Desde temprana edad mostró Georgi una capacidad superior al promedio en sus estudios; nunca podía ser mitigada su curiosidad por todas las materias. Tenía una extraordinaria aptitud para los idiomas y, más tarde, gustaba con frecuencia aludir a una observación del Sacro Emperador Romano Carlos V, y que su profesor solía citar: «Conocer otro idioma es poseer otra alma.» Profundamente creyente en Dios, recibió su instrucción religiosa de un tío suyo, sacerdote católico en Odesa. A la edad de trece años, se apasionó por la esgrima y batía a espada a muchachos varios años mayores que él… y hasta a jóvenes cadetes del ejército. Dos o tres años después, se aficionó al tiro de pistola, mostrando la misma habilidad y logrando marcas asimismo extraordinarias para un muchacho tan joven.

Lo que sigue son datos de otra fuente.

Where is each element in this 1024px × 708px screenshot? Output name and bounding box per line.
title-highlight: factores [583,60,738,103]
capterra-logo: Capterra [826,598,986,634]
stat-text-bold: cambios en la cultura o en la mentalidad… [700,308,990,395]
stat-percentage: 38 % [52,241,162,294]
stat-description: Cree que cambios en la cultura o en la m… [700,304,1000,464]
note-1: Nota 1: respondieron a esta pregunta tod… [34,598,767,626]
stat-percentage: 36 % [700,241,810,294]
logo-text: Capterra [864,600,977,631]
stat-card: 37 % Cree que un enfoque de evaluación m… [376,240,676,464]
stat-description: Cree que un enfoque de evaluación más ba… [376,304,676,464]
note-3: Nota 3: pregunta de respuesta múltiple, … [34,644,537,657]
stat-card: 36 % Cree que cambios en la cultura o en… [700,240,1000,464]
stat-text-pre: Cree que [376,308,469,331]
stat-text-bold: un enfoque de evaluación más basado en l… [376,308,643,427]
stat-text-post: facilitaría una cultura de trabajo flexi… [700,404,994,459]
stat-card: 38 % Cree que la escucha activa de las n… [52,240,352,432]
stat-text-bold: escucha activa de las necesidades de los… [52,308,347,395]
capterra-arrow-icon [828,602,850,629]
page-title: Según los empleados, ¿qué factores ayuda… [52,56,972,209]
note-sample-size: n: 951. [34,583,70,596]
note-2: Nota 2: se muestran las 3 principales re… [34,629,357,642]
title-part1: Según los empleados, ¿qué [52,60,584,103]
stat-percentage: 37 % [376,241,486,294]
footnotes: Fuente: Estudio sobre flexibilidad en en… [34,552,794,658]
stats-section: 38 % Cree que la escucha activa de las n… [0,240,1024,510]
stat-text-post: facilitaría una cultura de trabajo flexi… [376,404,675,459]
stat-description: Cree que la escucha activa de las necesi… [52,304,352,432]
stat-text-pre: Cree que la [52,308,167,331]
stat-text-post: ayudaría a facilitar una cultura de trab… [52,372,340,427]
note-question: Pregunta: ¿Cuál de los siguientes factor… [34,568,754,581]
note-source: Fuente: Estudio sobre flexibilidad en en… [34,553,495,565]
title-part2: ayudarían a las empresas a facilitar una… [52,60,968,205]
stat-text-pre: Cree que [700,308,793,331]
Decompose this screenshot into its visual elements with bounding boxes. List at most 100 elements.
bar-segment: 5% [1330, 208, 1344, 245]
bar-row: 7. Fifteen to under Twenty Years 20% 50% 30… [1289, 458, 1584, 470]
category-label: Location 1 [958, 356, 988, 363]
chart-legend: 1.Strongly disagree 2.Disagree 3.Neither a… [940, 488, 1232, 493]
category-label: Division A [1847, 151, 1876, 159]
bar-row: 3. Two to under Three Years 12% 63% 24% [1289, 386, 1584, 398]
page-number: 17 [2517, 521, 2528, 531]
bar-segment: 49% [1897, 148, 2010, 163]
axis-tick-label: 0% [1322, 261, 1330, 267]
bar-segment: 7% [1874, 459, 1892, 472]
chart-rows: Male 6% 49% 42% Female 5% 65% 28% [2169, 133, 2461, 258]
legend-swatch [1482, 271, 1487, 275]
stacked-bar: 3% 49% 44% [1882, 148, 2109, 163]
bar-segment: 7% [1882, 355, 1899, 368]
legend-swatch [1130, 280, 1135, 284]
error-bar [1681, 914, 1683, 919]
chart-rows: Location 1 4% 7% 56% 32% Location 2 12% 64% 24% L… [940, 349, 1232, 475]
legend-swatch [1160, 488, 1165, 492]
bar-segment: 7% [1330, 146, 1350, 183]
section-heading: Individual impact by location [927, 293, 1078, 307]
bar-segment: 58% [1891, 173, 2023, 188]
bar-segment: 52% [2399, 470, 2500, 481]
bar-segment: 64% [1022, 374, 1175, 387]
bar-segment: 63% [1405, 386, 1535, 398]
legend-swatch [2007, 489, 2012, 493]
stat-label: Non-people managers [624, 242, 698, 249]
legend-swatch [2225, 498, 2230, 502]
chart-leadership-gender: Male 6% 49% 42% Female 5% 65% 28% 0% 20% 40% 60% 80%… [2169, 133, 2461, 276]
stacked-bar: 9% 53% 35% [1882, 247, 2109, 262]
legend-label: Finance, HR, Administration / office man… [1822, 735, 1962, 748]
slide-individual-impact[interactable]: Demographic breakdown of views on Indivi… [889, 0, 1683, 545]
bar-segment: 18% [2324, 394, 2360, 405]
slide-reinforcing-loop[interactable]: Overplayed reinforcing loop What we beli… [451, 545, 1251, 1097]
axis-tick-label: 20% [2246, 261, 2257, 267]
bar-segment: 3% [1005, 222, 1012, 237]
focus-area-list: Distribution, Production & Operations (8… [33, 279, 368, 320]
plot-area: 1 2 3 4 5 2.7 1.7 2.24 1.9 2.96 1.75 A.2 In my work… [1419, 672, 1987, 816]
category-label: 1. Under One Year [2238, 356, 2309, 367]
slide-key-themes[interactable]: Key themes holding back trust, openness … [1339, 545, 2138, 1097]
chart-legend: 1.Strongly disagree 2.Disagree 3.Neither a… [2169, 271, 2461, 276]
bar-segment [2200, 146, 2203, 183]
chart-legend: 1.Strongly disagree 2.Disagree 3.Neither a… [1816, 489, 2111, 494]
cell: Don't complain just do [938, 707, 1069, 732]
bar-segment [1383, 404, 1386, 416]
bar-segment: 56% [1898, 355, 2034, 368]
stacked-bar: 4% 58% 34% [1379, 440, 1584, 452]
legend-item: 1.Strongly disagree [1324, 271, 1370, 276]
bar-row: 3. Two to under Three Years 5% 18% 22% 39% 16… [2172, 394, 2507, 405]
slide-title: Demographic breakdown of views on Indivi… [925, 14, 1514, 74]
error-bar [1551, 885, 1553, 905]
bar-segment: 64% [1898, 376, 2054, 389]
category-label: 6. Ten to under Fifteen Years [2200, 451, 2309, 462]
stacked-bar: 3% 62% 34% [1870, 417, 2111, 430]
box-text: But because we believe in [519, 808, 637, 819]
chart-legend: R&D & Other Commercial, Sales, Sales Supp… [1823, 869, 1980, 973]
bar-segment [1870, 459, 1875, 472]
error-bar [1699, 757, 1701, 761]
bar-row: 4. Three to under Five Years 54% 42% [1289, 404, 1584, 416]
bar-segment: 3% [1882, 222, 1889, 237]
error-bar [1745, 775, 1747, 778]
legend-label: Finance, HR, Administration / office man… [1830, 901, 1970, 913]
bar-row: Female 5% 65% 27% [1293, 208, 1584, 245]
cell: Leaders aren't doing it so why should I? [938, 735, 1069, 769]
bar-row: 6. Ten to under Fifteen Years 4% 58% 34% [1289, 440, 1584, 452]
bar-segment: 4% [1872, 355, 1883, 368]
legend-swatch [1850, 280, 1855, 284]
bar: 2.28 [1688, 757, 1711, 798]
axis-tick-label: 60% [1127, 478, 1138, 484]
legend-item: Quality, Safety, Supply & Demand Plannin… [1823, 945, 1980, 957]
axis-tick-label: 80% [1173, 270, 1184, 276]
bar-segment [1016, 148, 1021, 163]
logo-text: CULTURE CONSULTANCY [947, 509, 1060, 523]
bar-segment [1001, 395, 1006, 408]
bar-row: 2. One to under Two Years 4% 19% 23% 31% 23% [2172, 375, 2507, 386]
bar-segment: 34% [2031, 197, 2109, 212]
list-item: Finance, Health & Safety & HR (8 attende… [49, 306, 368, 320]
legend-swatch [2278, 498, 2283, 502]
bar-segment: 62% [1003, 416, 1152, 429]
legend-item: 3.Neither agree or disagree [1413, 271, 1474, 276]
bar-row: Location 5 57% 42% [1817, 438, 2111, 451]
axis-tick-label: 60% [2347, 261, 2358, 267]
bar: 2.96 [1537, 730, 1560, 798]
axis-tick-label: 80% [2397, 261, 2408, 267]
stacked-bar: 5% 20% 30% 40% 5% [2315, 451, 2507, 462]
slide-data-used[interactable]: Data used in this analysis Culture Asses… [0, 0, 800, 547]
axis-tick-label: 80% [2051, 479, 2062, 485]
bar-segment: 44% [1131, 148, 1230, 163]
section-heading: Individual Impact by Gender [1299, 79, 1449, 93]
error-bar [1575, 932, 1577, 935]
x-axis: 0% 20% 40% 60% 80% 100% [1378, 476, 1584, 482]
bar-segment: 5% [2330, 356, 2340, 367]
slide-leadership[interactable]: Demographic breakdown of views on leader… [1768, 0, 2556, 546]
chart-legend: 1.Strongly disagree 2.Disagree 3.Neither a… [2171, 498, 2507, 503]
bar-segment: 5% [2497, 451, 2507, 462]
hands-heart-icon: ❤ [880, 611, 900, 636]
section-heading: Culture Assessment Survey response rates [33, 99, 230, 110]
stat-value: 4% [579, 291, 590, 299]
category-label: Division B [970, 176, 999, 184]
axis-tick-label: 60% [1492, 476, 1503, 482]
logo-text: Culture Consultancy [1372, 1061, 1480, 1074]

El futuro espía adoraba a su madre y a su hermana, y tenía por su padre el respeto debido a un coronel del ejército y al cabeza de familia. Parecía destinado a la carrera militar pero, al hacerse mayor, desarrolló una persistente costumbre de discutir obstinadamente con sus mayores y superiores, lo cual no era en verdad una buena disposición para un presunto oficial del ejército. Sea cual fuese el tema tratado, Georgi rehusaba aceptar las opiniones de sus padres. Su sed de conocimiento era inextinguible. A veces, en una discusión, se arrebataba y gesticulaba y movía con vehemencia los brazos tratando de llevar la razón. Anna le reprochaba estos modales y comportamiento más semejantes a los de un judío o un italiano que a los de un joven caballero ruso.
Al cumplir Georgi los quince años, su madre cayó gravemente enferma, y su padre trajo de Viena a un famoso médico judío que ya antes lograra en igual apurado trance que recuperase por completo la salud. Georgi se hizo al instante muy amigo del doctor, un hombre que había viajado mucho y cuyos relatos de la vida de diversas capitales de Europa despertaron su interés y, por primera vez, aprendió que había otras formas de existencia a la par de la rusa. Y, joven como era, halló de lo más difícil creer que la gente se amoldara a una rutina establecida sin intentar salir de ella. Anheló tratar y cambiar impresiones con jóvenes de otros países. No le atraía ya la perspectiva de la limitada existencia de un oficial del ejército ruso, y así, tan pronto como mejoró la salud de su madre, pidió se le permitiese ir a Viena a estudiar medicina. A pesar de una gran oposición familiar, la tenacidad del propósito de Georgi se impuso. Y a Viena fue para seguir un curso, de tres años en la especialidad, a la sazón nueva ciencia de la química, que el médico de su madre había recomendado como materia más remuneradora que la medicina.